When giving examples of universal gate sets in the paper Qudits and High-Dimensional Quantum Computing, the authors first define the transformation that maps any given qudit state to $|d-1\rangle$:$$U_d(\alpha): \sum_{l=0}^{d-1}\alpha_l|l\rangle \rightarrow |d-1\rangle, \ \alpha = (\alpha_0, \alpha_1,\dots,\alpha_{d-1})$$This can be decomposed into $d-1$ unitary transformations$$U_d = X_d^{(d-1)}(a_{d-1},b_{d-1}),\dots,X_d^{(1)}(a_1,b_1), \ a_l = \alpha_l,\ b_l = \sqrt{\sum_{l=0}^{l-1}\alpha_i^2}$$with$$X_d^{(l)}(x,y)=\begin{bmatrix}\mathbb{I}_{l-1} & & & \\& \frac{x}{\sqrt{|x|^2 + |y|^2}}& \frac{-y}{\sqrt{|x|^2 + |y|^2}}& \\& \frac{y^*}{\sqrt{|x|^2 + |y|^2}} & \frac{x^*}{\sqrt{|x|^2 + |y|^2}} & \\& & & \mathbb{I}_{d-l-1} \\\end{bmatrix}$$So in the qutrit case, the unitary transformations are$$U_3 = X_3^{(2)}(a_2,b_2),X_3^{(1)}(a_1,b_1)$$
where each is transformation is a $3\times3$ matrix.
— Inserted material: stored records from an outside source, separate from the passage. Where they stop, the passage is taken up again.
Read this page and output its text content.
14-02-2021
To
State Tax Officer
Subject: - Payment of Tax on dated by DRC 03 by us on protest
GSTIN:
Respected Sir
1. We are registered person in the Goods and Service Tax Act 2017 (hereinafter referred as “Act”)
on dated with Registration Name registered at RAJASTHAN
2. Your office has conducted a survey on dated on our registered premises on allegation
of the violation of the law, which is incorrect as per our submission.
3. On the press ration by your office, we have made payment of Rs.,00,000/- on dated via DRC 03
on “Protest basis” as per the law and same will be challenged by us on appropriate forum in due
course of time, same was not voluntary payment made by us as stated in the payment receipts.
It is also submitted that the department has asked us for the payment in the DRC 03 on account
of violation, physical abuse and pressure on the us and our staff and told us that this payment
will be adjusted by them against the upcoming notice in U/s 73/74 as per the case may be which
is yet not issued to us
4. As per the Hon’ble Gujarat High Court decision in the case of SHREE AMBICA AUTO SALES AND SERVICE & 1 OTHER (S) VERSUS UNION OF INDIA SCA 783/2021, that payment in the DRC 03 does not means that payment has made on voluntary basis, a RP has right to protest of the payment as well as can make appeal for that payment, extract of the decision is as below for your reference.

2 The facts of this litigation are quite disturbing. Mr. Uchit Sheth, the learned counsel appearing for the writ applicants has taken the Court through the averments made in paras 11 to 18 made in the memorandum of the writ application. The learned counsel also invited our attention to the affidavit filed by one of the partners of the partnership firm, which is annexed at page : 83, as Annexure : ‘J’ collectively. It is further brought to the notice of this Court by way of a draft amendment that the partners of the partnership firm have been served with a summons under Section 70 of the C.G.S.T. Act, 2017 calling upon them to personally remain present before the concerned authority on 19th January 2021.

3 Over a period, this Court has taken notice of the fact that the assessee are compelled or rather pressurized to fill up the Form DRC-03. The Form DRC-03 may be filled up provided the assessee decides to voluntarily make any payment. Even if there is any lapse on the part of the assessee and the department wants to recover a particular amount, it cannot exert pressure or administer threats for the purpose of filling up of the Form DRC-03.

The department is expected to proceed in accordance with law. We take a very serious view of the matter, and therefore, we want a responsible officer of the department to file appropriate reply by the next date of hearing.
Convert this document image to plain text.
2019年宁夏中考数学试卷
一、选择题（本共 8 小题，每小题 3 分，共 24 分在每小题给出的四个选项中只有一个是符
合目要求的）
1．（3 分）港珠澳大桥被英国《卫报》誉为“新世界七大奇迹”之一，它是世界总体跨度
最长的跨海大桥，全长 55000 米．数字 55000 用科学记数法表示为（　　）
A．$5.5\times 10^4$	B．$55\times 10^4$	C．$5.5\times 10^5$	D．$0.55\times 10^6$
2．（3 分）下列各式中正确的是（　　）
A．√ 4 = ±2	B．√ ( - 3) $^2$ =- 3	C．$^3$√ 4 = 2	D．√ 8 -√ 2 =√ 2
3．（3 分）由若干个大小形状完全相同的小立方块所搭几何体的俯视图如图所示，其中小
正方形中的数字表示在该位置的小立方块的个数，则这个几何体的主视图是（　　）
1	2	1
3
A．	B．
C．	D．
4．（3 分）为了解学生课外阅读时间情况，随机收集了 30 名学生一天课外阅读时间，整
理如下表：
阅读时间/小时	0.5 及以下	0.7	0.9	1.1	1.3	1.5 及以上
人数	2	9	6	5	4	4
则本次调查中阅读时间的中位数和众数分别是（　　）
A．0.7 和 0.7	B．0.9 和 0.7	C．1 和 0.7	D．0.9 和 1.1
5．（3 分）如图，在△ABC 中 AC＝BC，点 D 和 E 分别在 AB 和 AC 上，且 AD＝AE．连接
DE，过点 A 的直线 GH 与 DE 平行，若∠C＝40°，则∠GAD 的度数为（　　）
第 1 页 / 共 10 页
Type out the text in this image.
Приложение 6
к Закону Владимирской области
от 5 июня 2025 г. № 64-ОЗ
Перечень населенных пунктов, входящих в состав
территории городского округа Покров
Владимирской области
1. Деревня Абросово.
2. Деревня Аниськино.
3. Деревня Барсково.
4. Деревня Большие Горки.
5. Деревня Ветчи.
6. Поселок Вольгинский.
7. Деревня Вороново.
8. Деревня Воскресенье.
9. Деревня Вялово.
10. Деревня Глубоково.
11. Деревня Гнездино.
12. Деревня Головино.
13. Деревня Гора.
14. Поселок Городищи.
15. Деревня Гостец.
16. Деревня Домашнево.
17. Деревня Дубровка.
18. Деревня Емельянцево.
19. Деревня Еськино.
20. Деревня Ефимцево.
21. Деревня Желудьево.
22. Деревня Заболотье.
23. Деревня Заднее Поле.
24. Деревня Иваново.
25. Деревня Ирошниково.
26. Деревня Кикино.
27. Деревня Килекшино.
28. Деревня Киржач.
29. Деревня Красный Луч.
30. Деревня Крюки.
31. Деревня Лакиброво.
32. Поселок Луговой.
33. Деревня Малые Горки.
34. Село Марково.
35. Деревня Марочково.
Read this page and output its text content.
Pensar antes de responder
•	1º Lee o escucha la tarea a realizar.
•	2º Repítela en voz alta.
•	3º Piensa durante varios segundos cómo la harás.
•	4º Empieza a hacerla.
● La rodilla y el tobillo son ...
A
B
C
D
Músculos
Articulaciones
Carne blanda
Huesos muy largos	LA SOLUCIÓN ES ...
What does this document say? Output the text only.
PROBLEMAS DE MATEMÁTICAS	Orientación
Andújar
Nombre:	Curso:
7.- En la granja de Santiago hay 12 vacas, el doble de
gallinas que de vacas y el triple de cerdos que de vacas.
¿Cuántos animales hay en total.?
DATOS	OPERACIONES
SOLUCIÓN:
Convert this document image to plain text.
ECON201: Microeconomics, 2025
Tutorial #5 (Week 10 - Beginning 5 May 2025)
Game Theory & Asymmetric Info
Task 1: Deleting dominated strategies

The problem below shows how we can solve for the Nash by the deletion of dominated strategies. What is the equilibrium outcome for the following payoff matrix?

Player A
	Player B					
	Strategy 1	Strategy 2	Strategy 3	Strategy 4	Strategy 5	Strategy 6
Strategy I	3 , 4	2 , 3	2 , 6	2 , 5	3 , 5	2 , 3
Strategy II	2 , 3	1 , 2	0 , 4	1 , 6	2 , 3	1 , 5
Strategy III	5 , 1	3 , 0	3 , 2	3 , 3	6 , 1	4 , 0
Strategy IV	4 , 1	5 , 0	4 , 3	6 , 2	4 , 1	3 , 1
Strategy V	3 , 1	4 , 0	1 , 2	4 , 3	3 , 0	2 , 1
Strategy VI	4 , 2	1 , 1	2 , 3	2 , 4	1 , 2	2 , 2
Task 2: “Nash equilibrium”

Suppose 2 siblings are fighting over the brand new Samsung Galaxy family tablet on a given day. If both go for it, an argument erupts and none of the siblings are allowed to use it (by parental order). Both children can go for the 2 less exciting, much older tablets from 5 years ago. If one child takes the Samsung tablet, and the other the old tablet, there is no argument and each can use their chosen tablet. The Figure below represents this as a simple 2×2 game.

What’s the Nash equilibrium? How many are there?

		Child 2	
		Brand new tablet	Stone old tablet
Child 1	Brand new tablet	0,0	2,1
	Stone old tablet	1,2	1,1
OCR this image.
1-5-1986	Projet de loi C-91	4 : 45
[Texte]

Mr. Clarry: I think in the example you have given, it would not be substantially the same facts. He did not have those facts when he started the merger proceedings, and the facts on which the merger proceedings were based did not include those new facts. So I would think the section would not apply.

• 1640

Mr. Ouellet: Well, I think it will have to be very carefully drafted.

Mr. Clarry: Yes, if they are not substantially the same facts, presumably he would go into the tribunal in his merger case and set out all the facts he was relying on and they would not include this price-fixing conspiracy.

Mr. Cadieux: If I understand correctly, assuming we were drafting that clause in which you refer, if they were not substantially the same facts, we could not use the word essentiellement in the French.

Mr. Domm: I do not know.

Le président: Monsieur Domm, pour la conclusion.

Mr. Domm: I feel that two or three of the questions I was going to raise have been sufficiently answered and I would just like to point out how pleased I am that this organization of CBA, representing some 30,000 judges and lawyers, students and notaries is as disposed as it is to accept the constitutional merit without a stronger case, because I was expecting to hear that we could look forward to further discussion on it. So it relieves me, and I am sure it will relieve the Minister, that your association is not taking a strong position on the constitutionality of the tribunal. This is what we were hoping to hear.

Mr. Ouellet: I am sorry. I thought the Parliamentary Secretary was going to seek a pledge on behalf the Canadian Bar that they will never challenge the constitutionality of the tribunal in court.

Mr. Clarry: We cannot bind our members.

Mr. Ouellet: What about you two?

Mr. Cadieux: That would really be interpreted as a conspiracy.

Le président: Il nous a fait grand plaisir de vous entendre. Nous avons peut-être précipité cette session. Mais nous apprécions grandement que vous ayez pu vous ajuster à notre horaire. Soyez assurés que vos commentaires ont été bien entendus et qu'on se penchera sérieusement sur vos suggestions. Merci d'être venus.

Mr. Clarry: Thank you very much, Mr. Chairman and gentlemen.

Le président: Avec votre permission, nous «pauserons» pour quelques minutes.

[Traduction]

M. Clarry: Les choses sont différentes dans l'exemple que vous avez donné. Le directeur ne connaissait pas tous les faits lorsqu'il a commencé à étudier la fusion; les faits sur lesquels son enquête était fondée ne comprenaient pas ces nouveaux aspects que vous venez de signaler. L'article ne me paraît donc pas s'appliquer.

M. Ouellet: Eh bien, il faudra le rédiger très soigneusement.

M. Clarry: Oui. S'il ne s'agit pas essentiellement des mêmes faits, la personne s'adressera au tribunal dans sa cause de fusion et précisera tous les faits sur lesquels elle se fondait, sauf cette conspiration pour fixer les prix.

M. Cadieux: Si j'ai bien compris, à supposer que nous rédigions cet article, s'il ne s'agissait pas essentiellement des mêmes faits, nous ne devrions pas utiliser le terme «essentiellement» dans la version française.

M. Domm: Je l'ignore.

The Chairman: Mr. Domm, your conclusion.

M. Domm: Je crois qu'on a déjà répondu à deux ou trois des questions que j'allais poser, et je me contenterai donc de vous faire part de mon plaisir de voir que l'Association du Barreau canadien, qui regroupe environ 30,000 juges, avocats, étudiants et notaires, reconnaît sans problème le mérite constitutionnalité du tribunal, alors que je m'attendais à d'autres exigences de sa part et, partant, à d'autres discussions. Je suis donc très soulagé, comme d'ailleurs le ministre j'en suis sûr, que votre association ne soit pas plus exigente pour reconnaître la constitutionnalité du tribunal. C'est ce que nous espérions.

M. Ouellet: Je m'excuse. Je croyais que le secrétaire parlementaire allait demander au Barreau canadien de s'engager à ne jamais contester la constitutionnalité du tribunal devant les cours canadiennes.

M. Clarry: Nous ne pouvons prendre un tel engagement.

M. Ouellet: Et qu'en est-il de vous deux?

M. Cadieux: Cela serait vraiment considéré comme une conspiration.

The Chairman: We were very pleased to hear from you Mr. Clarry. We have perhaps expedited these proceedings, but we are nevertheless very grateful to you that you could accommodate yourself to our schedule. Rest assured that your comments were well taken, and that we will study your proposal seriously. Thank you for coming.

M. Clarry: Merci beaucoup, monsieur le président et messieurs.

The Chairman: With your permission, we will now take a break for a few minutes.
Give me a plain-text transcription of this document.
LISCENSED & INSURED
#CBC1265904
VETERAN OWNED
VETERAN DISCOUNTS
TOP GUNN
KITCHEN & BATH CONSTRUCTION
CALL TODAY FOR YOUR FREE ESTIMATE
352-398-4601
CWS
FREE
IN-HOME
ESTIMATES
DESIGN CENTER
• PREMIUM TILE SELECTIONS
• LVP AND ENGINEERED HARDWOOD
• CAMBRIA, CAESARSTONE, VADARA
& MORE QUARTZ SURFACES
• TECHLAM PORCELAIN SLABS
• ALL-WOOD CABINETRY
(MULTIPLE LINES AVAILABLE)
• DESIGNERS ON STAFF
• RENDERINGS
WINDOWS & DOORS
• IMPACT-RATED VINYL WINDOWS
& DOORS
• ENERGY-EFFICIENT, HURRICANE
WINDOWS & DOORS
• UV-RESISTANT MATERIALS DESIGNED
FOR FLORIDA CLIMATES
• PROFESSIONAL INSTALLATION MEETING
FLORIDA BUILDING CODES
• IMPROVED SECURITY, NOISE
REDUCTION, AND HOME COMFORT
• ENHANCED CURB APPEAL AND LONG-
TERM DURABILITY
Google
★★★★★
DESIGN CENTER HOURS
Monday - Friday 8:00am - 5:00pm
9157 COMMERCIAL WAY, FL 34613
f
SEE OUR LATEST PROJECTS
Considering the example of mapping the state $|0\rangle \rightarrow |2\rangle$, we have $\alpha_0 = 1, \ \alpha_1 = \alpha_2 = 0 = a_1 = a_2$ and $b_1 = b_2 = 1$. Hence we see$$X_3^{(2)}(0,1)X_3^{(1)}(0,1)|0\rangle = |2\rangle$$However, when mapping $|1\rangle \rightarrow |2\rangle$ we see$$X_3^{(1)}(1,1)X_3^{(2)}(0,1)|1\rangle = |2\rangle \\$$
As it is not intuitively clear (to me), why is it necessary to switch the order of the gates (or where am I going wrong)? More importantly, given $U_d$, is there any method to determine the appropriate sequence for applying the gates $X_d^{(d-1)}(a_{d-1},b_{d-1}),\dots,X_d^{(1)}(a_1,b_1)$?